Quand l’AS-MPC rendra-t-elle ses conclusions ? « L’enquête doit être conduite de manière conforme au droit et réglementaire. Toute fixation de délais dénoterait un manque de sérieux», répond l’Autorité de surveillance.
Le calendrier est important dans la mesure où la commission judiciaire du Parlement suisse recommandera ou non la réélection de M. Lauber, le 28 août. « La Commission Judiciaire va prendre sa décision le 28 août sans attendre le rapport d’enquête intermédiaire mais après avoir auditionné l’AS-MPC », précise Jean-Paul Gschwin (PDC, Jura), président de la commission judiciaire, dont le préavis est purement consultatif.
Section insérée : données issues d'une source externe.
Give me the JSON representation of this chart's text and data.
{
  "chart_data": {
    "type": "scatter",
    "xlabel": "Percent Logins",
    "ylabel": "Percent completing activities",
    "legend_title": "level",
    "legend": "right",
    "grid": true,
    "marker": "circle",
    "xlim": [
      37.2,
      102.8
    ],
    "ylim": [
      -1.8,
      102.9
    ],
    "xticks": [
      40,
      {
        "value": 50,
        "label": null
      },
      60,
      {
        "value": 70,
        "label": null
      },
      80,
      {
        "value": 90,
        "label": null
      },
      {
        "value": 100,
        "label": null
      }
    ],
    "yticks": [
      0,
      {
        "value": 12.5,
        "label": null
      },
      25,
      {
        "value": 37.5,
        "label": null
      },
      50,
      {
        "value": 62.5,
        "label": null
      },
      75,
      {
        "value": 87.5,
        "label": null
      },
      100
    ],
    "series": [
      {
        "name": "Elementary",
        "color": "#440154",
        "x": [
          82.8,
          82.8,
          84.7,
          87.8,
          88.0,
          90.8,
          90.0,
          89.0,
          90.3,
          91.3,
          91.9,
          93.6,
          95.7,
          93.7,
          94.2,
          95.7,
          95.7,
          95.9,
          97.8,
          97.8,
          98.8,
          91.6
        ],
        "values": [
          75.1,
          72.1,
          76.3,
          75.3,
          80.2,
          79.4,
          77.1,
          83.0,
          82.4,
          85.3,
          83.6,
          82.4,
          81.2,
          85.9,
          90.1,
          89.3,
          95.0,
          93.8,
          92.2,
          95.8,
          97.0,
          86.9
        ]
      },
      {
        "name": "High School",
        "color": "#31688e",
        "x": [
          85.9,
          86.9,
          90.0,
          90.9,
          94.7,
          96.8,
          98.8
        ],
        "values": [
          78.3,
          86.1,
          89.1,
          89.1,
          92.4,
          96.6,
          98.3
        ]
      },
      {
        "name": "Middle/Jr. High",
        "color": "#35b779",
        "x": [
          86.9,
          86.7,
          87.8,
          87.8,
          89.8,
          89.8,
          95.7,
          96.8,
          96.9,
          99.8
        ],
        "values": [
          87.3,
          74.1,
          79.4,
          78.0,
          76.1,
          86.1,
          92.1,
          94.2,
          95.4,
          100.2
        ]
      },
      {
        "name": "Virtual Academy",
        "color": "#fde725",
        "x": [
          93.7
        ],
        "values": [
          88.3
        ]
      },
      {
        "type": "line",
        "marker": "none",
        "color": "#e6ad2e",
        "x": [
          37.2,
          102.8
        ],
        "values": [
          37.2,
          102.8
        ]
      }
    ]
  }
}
Conseiller aux Etats (PS/ Bâle), Claude Janiak prend la défense de M. Lauber et rappelle que l’AS-MPC a estimé, dans son rapport d’activité 2018, que les rencontres informelles entre le procureur et M. Infantino « visaient en effet, dans le cadre d’une procédure extrêmement complexe, d’une part à faire le point après le changement de président de la plaignante, et d’autre part, à régler des questions de procédure relatives à la volonté de coopérer de la FIFA dans le cadre de la remise de documents internes. »
« Aucune influence sur les procédures en lien avec la FIFA »
M. Janiak renvoie par ailleurs aux déclarations du président sortant de l’AS-MPC, Niklaus Oberholzer, pour qui « le nombre de rencontres entre M. Infantino et M. Lauber ne changeait en rien l’appréciation du l’Autorité de surveillance sur le fond de la question. »
« La commission judiciaire ne fera qu’une analyse juridique des événements, observe le conseiller Matthias Aebischer. L’évaluation politique-qui inclut les réunions informelles avec Gianni Infantino ainsi que les actions du procureur au cours des derniers mois- est ensuite effectuée au sein des partis politiques. »
Pour M. Matthias Aebischer, le dénouement de l’affaire Lauber n’aura « aucune influence sur les procédures en lien avec la FIFA » dans la mesure où le procureur a été contraint de se récuser. Entre soupçons de collusion d’intérêts et zones d’ombre, cette affaire laissera pourtant des traces.